NaN loss and only OOV in the greedy output

Question

NaN loss and only OOV in the greedy output

debajyotidatta opened this issue 6 years ago · 2 comments

The loss initially was decreasing until it reach nan's for a while. I am running it on the squad dataset and the exact argument used for running it is:

python train.py --train_tasks squad --device 0 --data ./.data --save ./results/ --embeddings ./.embeddings/ --train_batch_tokens 2000

So the only change is the train batch tokens to 2000 since my GPU was running out of memory. I am attaching a screenshot. Is there anything I am missing? Should I try something else?

Answer 1 · 2018-11-16T19:29:04.000Z

Well that's no good. Let me try running your exact command on my side to see if I get the same thing. Do you know which iteration this first started on? Is it 438000?

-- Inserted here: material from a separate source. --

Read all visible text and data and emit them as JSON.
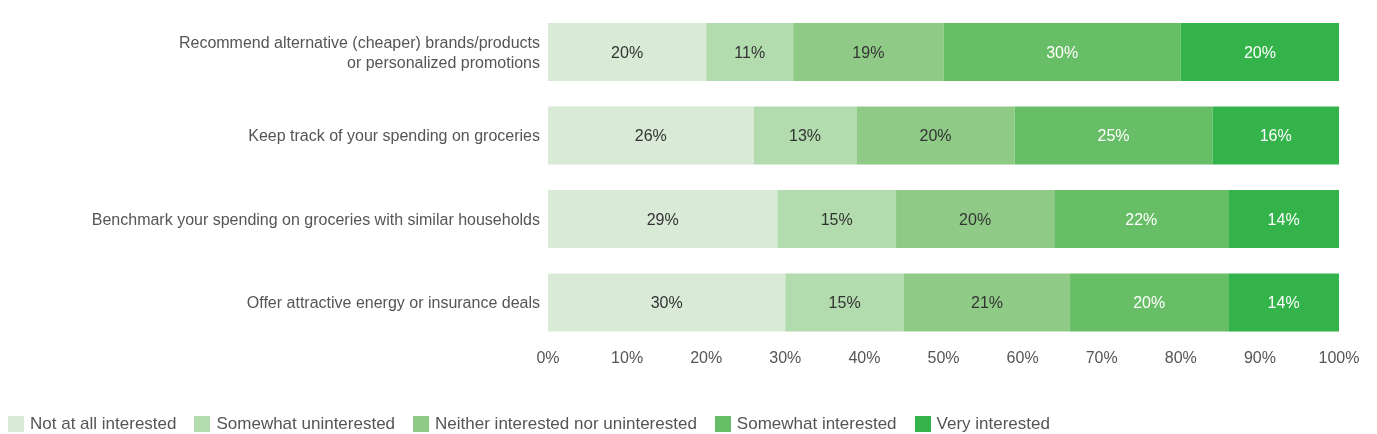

Answer 2 · 2018-11-21T08:42:50.000Z

Well that's no good. Let me try running your exact command on my side to see if I get the same thing. Do you know which iteration this first started on? Is it 438000?

I had the same question when I ran
nvidia-docker run -it --rm -v pwd:/decaNLP/ -u $(id -u):$(id -g) bmccann/decanlp:cuda9_torch041 bash -c "python /decaNLP/train.py --train_tasks squad --device 0"
It started at iretation_316800.